(ats) Il trust non sarà introdotto nell'ordinamento giuridico svizzero. Dopo gli Stati in dicembre, oggi anche il Consiglio nazionale ha deciso di rinunciare a questo strumento. Via libera invece, quale alternativa, alla liberalizzazione delle fondazioni di famiglia.

Per evitare che i clienti svizzeri si rivolgano all'estero, il Parlamento aveva chiesto al governo di elaborare un progetto per istituire il trust nel diritto svizzero. Viste le forti critiche, specie per gli aspetti fiscali, emerse durante la procedura di consultazione il governo aveva però chiesto alle Camere di rinunciare all'idea.

Come detto, il Nazionale - gli Stati avevano dato il loro benestare in dicembre - ha adottato, con 116 voti contro 68, quale soluzione alternativa una mozione del "senatore" Thierry Burkart (PLR/AG) che chiede di rafforzare e liberalizzare l'istituto della fondazione di famiglia. Per la maggioranza l'abrogazione del divieto della fondazione di mantenimento chiesta dalla mozione non dovrebbe causare problemi come nel caso dell'introduzione del trust.

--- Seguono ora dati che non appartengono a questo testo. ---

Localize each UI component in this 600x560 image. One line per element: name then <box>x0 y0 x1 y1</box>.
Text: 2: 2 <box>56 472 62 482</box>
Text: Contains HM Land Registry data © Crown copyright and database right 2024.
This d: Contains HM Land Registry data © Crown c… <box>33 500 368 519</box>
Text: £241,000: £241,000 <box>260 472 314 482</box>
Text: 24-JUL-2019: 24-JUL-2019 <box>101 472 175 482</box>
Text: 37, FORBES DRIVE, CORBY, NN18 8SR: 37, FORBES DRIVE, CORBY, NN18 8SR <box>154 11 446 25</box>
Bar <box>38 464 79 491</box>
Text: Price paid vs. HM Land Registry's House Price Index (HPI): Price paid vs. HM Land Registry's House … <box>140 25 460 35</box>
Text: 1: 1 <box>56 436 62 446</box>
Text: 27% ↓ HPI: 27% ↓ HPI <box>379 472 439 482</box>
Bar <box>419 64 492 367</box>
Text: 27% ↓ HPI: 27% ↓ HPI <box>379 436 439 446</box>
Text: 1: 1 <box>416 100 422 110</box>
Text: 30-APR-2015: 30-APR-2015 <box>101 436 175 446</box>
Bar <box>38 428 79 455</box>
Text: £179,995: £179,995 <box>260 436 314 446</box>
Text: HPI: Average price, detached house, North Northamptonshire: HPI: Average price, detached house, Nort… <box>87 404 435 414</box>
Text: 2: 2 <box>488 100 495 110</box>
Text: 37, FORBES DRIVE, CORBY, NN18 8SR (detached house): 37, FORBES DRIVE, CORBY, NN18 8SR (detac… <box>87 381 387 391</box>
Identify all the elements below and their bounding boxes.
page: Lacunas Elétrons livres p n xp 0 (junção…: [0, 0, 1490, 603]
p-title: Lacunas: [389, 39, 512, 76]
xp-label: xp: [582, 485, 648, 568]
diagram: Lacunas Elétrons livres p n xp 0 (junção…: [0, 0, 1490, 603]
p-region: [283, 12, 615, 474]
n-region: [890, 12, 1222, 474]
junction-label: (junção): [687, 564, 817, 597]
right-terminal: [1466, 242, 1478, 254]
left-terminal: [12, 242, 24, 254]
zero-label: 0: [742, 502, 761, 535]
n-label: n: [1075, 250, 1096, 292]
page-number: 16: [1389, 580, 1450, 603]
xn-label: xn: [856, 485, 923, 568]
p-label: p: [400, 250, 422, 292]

Una minoranza ha respinto la mozione esprimendo un certo scetticismo nei confronti di uno strumento che solleva interrogativi sotto il profilo della trasparenza e della vigilanza e da cui trarrebbero beneficio soprattutto le persone facoltose. Scettico anche il governo , che avrebbe preferito che la questione fosse studiata tramite un postulato. Ora la palla passa al Consiglio federale, che dovrà preparare un disegno di legge.